YAHYA KEMAL BEYATLI (1884-1958)

Asıl adı Ahmet Agah’tır. Milli Edebiyat akımına uymamış bağımsız olarak eserler vermiştir. Geçmişe bağlı kalarak kendine has bir şiir oluşturmuştur.

İstanbul’un doğal güzelliklerini yansıtan şair. “İstanbul şairi” olarak tanınmıştır. Sanatçı tam bir İstanbul aşığıdır.

Şiirlerinin ana temalarından biri, Osmanlı Devleti’nin tarihidir.

Divan şiiriyle batı şiirini başarılı bir şekilde harmanlamış, Divan şiirine çağdaş bir biçim kazandırmıştır. Divan şiiri nazım biçimleri yanında Batılı nazım biçimlerini de kullanmıştır.

Hece ölçüsüyle yazdığı “Ok” şiiri dışındaki bütün şiirlerini aruz ölçüsüyle yazmıştır.

Aruz ölçüsünü gayet başarılı bir biçimde kullanmış, Türkçeye muhteşem bir şekilde uygulamıştır.

Saf (öz) şiir anlayışının başarılı sanatçılarındandır.

Nazım ve nesri birbirinden uzaklaştırmıştır

Şiirlerinde parnasizm akımının etkileri görülmektedir.

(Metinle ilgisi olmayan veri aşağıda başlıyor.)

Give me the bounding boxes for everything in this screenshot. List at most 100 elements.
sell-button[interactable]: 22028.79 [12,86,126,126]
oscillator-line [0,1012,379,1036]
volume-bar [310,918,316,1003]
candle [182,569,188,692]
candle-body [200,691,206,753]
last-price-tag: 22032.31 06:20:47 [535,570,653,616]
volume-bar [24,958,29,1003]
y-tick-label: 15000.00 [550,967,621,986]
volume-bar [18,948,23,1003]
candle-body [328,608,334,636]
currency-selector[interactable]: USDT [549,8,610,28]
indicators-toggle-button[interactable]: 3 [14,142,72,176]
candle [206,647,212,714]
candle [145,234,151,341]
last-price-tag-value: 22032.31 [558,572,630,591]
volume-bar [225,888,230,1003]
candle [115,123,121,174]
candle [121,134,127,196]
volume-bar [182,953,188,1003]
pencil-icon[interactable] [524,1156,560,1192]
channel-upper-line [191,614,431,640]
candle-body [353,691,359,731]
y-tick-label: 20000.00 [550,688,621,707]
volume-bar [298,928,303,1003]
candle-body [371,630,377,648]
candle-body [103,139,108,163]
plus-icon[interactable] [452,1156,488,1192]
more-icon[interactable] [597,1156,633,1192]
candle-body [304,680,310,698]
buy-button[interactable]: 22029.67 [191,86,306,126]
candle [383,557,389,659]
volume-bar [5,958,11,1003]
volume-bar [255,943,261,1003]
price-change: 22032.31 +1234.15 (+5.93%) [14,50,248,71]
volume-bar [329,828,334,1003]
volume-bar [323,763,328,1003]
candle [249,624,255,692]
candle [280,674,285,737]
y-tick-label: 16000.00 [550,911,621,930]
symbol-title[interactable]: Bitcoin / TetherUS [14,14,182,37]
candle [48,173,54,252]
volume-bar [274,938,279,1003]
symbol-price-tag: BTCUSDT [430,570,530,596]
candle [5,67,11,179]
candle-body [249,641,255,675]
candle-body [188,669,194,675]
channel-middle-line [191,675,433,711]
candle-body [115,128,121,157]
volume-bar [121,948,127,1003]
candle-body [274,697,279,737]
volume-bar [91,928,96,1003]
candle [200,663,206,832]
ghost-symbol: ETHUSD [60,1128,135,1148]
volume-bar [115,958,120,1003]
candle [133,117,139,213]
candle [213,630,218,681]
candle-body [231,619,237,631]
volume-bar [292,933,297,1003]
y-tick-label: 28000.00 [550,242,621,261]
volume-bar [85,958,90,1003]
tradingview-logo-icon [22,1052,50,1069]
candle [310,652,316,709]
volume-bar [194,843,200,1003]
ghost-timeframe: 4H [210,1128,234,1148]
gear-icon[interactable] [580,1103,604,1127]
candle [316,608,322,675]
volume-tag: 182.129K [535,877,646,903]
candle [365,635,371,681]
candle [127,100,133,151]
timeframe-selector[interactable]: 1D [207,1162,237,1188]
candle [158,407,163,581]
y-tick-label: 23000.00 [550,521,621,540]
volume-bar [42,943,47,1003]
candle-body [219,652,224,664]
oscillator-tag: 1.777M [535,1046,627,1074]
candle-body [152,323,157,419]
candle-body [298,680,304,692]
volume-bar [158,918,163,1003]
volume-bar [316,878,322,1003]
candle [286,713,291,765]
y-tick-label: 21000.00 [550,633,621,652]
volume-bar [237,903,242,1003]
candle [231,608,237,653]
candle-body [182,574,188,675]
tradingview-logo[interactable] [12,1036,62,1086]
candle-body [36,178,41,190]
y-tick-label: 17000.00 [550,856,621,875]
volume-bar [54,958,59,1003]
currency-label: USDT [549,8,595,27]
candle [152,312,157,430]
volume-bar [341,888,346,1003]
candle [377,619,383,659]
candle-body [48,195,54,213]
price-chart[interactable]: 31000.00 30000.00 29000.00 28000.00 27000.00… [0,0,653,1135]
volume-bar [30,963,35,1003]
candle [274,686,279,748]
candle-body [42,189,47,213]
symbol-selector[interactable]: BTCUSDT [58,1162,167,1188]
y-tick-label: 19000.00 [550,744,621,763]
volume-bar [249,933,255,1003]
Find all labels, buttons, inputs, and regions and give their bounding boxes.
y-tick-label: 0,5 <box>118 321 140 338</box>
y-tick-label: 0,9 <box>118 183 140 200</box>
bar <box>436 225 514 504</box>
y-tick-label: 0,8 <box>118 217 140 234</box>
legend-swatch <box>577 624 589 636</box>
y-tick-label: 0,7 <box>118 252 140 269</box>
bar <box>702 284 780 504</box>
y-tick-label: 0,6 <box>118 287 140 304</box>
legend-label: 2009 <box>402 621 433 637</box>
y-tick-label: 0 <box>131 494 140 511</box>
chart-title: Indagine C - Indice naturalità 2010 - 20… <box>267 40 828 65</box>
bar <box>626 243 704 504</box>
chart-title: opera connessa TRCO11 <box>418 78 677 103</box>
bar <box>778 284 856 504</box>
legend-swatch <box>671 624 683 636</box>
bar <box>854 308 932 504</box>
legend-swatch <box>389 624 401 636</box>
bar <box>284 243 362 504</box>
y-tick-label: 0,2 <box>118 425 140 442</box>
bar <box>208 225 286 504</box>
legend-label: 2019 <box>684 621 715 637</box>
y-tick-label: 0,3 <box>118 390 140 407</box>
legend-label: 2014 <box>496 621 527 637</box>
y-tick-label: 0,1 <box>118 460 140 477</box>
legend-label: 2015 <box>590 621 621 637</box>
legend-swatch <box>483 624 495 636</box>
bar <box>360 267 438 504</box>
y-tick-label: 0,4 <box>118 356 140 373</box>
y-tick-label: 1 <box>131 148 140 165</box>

Şiirlerinde biçime önem vermiş, sözcükleri yerli yerinde kullanmaya özen göstermiştir.

Daha çok lirik şiirleriyle tanınmıştır. Bunun yanında epik tarzda da şiirler yazmıştır. “Akıncı” , “Mohaç Türküsü” gibi şiirlerinde kahramanlık duygusunu işlemiştir.

Şiirlerinde ahenk ve düzene büyük önem vermiştir. Şiiri musikiden başka bir musiki olarak görmüş bu yönüyle sembolistlere yakınlık göstermiş ancak eserlerinde açık bir anlatım kullandığı için onlarla bu yönden ayrılmıştır.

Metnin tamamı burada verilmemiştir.